Валера стоял у двери, как был — голый, измазанный кровью, с двумя тушками растрёпанных птиц в руках. И взгляд у него был совсем не приветливый.
— Простите, — Берёзкин встал, с достоинством поклонился оборотню. — Я здешний домовой.
— А точно не леший? — буркнул Валера, словно спрашивая меня взглядом — врёт или не врёт? Я кивнула, отпивая чай, потом налила ещё порцию в чашку с розочками и подвинула стул:
— Садись, я заварила горицвет и багульник.
— Звучит угрожающе.
— Не ворчи. Это восстановит твои силы.
Валера прищурился, хотел что-то сказать — даже рот раскрыл, но снова его закрыл и присел, бросив тушки Берёзкину:
— Раз ты домовой, займись делом!
Тот ловко поймал птичек и повертел их в руках, потом тихо сказал мне:
— Похоже, ваш друг не знает, как обращаться к домовым. Мне стоит его простить на первый раз? Или лучше проигнорировать?
— Прости его, Берёзкин, — усмехнулась я. — Будь добр, хозяин, помоги птицу ощипать.
Приподнявшись, поклонилась низко, и Берёзкин кивнул:
— Вот это совсем другое дело, достопочтенная ведьма.

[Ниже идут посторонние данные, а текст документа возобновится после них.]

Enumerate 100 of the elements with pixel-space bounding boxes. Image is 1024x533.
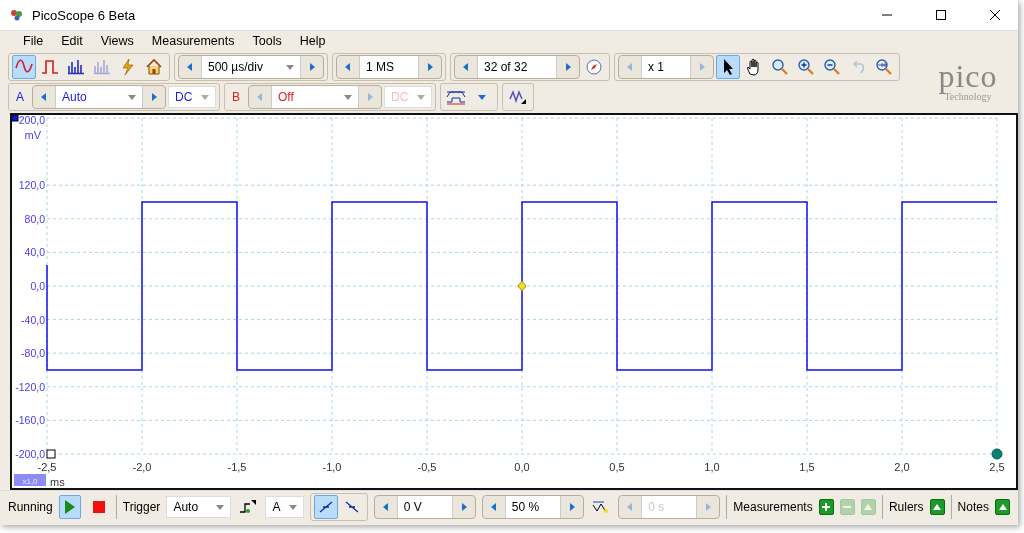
right-arrow-icon <box>366 92 375 101</box>
right-arrow-icon <box>308 62 316 71</box>
zoom-field[interactable]: x 1 <box>641 55 691 78</box>
menu-item[interactable]: Measurements <box>142 34 244 48</box>
axis-label: -1,5 <box>227 461 247 473</box>
right-arrow-icon <box>698 62 706 71</box>
unit-label: mV <box>24 129 41 141</box>
axis-label: 0,0 <box>30 280 45 292</box>
buffer-field[interactable]: 32 of 32 <box>477 55 557 78</box>
home-icon <box>145 57 163 76</box>
edit-button[interactable] <box>994 499 1011 515</box>
menu-item[interactable]: Tools <box>243 34 291 48</box>
falling-edge-icon <box>343 499 360 515</box>
compass-icon <box>586 58 602 75</box>
coupling-dropdown[interactable]: DC <box>168 85 216 108</box>
axis-label: 40,0 <box>24 246 45 259</box>
lightning-icon <box>119 57 137 76</box>
panel-label: Rulers <box>888 500 924 514</box>
axis-label: -120,0 <box>15 380 45 393</box>
axis-label: 2,5 <box>989 461 1005 473</box>
right-arrow-icon <box>426 62 434 71</box>
maximize-icon <box>936 10 946 20</box>
range-dropdown[interactable]: Off <box>271 85 360 108</box>
scope-view[interactable]: 200,0 120,0 80,0 40,0 0,0 -40,0 -80,0 -120,0 -160,0 -200,0 mV -2,5 -2,0 -1,5 -1,0 -0,5 0,0 0,5 1,0 1,5 2,0 2,5 x1,0 ms <box>10 113 1018 490</box>
plus-icon <box>821 502 832 512</box>
axis-label: -2,5 <box>37 461 57 473</box>
rising-edge-button[interactable] <box>313 495 338 519</box>
left-arrow-icon <box>489 503 498 511</box>
trigger-mode-dropdown[interactable]: Auto <box>166 496 231 518</box>
trigger-source-dropdown[interactable]: A <box>265 496 304 518</box>
play-icon <box>64 500 76 514</box>
toolbar-button[interactable] <box>716 54 740 79</box>
right-arrow-icon <box>567 503 576 511</box>
channel-marker-icon <box>12 115 19 122</box>
axis-label: 80,0 <box>24 212 45 225</box>
left-arrow-icon <box>462 62 470 71</box>
caret-icon <box>215 503 224 511</box>
axis-label: -160,0 <box>15 414 45 427</box>
zoom-out-icon <box>823 57 841 76</box>
axis-label: 0,0 <box>514 461 530 473</box>
signal-icon <box>446 88 467 105</box>
pulse-icon <box>41 57 59 76</box>
triangle-icon <box>997 502 1008 512</box>
caret-icon <box>417 92 426 101</box>
add-button[interactable] <box>818 499 834 515</box>
channel-label[interactable]: A <box>12 89 30 104</box>
scale-badge: x1,0 <box>14 474 46 486</box>
caret-icon <box>288 503 297 511</box>
sine-wave-icon <box>15 57 33 76</box>
axis-label: -80,0 <box>21 347 45 360</box>
triangle-icon <box>863 502 874 512</box>
waveform-icon <box>509 88 528 105</box>
left-arrow-icon <box>626 62 634 71</box>
trigger-label: Trigger <box>122 500 161 514</box>
minimize-icon <box>882 14 892 16</box>
channel-label[interactable]: B <box>228 89 247 104</box>
axis-label: 200,0 <box>18 115 45 126</box>
zoom-icon <box>875 57 893 76</box>
left-arrow-icon <box>256 92 265 101</box>
caret-icon <box>286 62 294 71</box>
right-arrow-icon <box>459 503 468 511</box>
ruler-marker-icon <box>46 449 56 459</box>
menu-item[interactable]: Help <box>290 34 335 48</box>
axis-label: 1,5 <box>799 461 815 473</box>
axis-label: -2,0 <box>132 461 152 473</box>
panel-label: Notes <box>957 500 989 514</box>
left-arrow-icon <box>344 62 352 71</box>
delay-marker-icon[interactable] <box>991 448 1003 460</box>
axis-label: 120,0 <box>18 179 45 192</box>
status-label: Running <box>8 500 53 514</box>
timebase-dropdown[interactable]: 500 µs/div <box>201 55 301 78</box>
menu-item[interactable]: Views <box>91 34 143 48</box>
waveform-icon <box>592 499 611 515</box>
caret-icon <box>201 92 209 101</box>
edit-button[interactable] <box>929 499 945 515</box>
left-arrow-icon <box>40 92 48 101</box>
threshold-field[interactable]: 0 V <box>396 496 453 518</box>
panel-label: Measurements <box>733 500 813 514</box>
axis-label: -0,5 <box>417 461 437 473</box>
pretrigger-field[interactable]: 50 % <box>504 496 561 518</box>
run-button[interactable] <box>58 495 82 519</box>
logo-subtitle: Technology <box>944 92 992 102</box>
menu-item[interactable]: File <box>14 34 53 48</box>
axis-label: -1,0 <box>322 461 342 473</box>
bar-chart-icon <box>93 57 111 76</box>
zoom-icon <box>771 57 789 76</box>
menu-item[interactable]: Edit <box>52 34 92 48</box>
caret-icon <box>478 92 487 101</box>
trigger-marker-icon[interactable] <box>517 280 527 292</box>
left-arrow-icon <box>381 503 390 511</box>
bar-chart-icon <box>67 57 85 76</box>
right-arrow-icon <box>704 503 713 511</box>
close-icon <box>990 10 1000 20</box>
rising-edge-icon <box>317 499 334 515</box>
samples-field[interactable]: 1 MS <box>359 55 419 78</box>
zoom-in-icon <box>797 57 815 76</box>
axis-label: 0,5 <box>609 461 625 473</box>
app-icon <box>10 8 24 22</box>
stop-icon <box>92 501 105 513</box>
range-dropdown[interactable]: Auto <box>55 85 143 108</box>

Он унёс тушки за печку, и я снова удивилась — такой большой, высоченный, а скрылся в углу, как мышонок под метлой. Валера профейспалмил:
— Ничего себе! Может, ему ещё и ноги облобызать?
— Хозяин дома большую силу имеет. Задобришь — поможет, забудешь поблагодарить — такого наворочает, что век не разгребёшь!
— Какое счастье, что у нас нет домового!
Я выпрямилась. Точно. У Хортовых нет ни домового, ни кухонницы, ни дворового, ни бабки-нянюшки. Вот чего мне не хватало с первого дня пребывания в особняке! Этот маленький народец, служивая нечисть, очень сильно помогает в жизни, позволяя забывать о всяких мелочах вроде открытых окон в грозу или пыли под шкафом. А у барсов пусто. Никто не заботится, чтобы из картошки глазки выдернуть, цветочки протереть влажной тряпкой, муравьёв отогнать от лужайки…
— Великий Шабаш, как вы живёте без нечисти? Что сделали с домовым? Неужели прогнали или обидели? Если он ушёл… Неудивительно, что у вас все такие нервные!
— Домового всяк обидеть может, — раздался глухой голос из-за печки.